Romney made news today, at least in the left-of-center blogosphere, with the claim that, “[N]o one in this country dies because they don’t have health insurance” (an assertion I’d argue the former Governor of Massachusetts, a smart and informed man and the father of Romneycare, likely knows to be false). But I don’t think it was the most troubling statement from Romney published today about health insurance and preexisting conditions. That came, instead, during an interview with The Columbus Dispatch in which Romney tried to square the circle of his politically toxic support for repealing Obamacare’s protections for those with preexisting conditions:
Romney, in a meeting with The Dispatch’s editorial board, said those who currently don’t carry insurance would have a chance to make a “choice” to be covered without fear of being denied. But he didn’t specify how long Americans would have to make that choice, or what would happen to those who chose not to be covered and later fell sick.
Romney minimized the harm for Americans left without health insurance.
“We don’t have a setting across this country where if you don’t have insurance, we just say to you, ‘Tough luck, you’re going to die when you have your heart attack,’??” he said as he offered more hints as to what he would put in place of “Obamacare,” which he has pledged to repeal.
For crib notes on why this is a bad idea — assuming one actually cares about helping those with preexisting conditions, present and future — here’s Talking Points Memo’s Sahil Kapur:
What [Romney] didn’t specify: the length of the open-enrollment period. Nor did he say what would happen to sick people who cannot afford the prices set by insurers or those who fall sick — or are born — after the time window lapses.

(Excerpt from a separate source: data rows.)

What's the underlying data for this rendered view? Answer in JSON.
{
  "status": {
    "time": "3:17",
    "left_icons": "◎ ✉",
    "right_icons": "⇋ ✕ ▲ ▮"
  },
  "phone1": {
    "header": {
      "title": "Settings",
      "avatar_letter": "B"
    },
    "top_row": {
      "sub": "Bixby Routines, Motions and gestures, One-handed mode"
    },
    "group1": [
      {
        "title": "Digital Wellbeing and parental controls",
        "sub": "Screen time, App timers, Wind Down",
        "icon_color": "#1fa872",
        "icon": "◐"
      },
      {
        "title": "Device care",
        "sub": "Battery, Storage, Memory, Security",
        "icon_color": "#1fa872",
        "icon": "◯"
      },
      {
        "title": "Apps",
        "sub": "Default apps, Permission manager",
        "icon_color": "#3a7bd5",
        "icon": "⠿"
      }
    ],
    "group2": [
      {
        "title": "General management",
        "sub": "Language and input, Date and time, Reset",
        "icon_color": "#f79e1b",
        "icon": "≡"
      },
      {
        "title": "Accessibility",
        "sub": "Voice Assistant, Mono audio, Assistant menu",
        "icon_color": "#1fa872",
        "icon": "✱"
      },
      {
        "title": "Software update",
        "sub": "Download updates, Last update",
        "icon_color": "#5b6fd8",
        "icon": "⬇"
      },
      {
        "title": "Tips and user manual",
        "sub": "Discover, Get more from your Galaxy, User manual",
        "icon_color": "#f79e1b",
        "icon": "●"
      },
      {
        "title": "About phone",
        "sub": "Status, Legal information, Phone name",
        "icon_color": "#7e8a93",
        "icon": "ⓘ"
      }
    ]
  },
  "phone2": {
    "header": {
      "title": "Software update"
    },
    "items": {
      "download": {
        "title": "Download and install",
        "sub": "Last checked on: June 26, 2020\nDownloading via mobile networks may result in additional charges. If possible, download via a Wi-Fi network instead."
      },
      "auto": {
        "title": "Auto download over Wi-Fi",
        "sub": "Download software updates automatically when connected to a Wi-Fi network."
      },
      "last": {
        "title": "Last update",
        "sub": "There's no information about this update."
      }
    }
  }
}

“If the amnesty ever ends, the problem will just re-emerge,” said Austin Frakt, a health economist at the Boston University School of Public Health. “In part, that will happen because insurance may remain unaffordable without the subsidies that the ACA offers. An individual who can’t afford premiums will cease to have continuous coverage. What’s that person to do after this amnesty ends?”
Tim Jost, a professor of health law at Washington and Lee University, told TPM that covering preexisting conditions isn’t feasible without a mandate to purchase insurance and subsidies for those who can’t afford it — in other words, Obamacare. “If you don’t do those three things [market regulations, subsidies and a mandate] then it’s not going to work,” he said.
A Romney spokesperson did not immediately return a request to elaborate.
There are two explanations I can conjure up in response to Romney’s latest half-baked idea. Neither cast Mitt Romney in a particularly flattering light:
- He genuinely hopes to do something like this were he to become president and is unaware of the manifold problems with the idea.
- He knows the idea is a rather bad one, but he also knows it sounds good, it makes him sound less callous and uncaring, and what he’s offered is vague and off-hand enough that, even if he doesn’t carry through with it from the White House, few will notice, remember, or care.
As has been the case for Romney throughout his quixotic, half-decade long quest for the presidency, the GOP nominee’s comments are, while less than ideal from a PR perspective, not out-of-step with his party — even its ostensibly more intellectual, policy-oriented wing. For example, I’d point to this (long) post from Avik Roy, a tangential Romney advisor, on why Mitt’s proposed health care plan is superior to Obamacare. The short version of Roy’s argument is that Obamacare, because it involves regulation, will bankrupt us all; and, moreover, the number of people who are suffering from the preexisting condition syndrome is, relatively speaking, very small:
A Congressional Budget Office study found that, of those who are uninsured, only 3.5 percent were uninsured because their health was too poor to qualify. On the other hand, 71 percent blamed the high cost of insurance for their lack of it. 3.5 percent of 55 million is 1.9 million, or 0.6 percent of the U.S. population. It’s both a big number (1.9 million) and a small number (0.6 percent). If the CBO’s numbers are right, the pre-existing condition problem is one that we should pay attention to, and try to fix, but without making things worse for the other 99.4 percent of the population.
In general, Roy’s not wrong. But his blasé approach to a dysfunction that leaves people with the barbaric choice of maintaining their health or their economic livelihood (often losing both) is, to my eyes, disturbing. It’s a reminder that there are some very fundamental differences between the worldview of liberals and conservatives, differences that have little-to-nothing to do with whether or not one reads Breitbart while the other prefers The Huffington Post.
There occurs an interesting question would there exist a policy that does not provide current coverage but allows one to buy insurance at regular rates when needed, much like old life insurance policies used to have riders that did that.
If you made that a catastropic only policy (going in at say 10% of income) and not including routine care what might it cost. That takes care of the cancers etc. In books like Seeking Sickness it is pointed out that the current screen for everything mentality might not make sense, and in some cases such as prostate, it turns out the false positives cost more than the test saves (since most men die with some prostate cancer). If one includes the costs of unneeded treatment caused by screening does it make as much economic sense as the current just look at the avoided cost of treatment by early detection?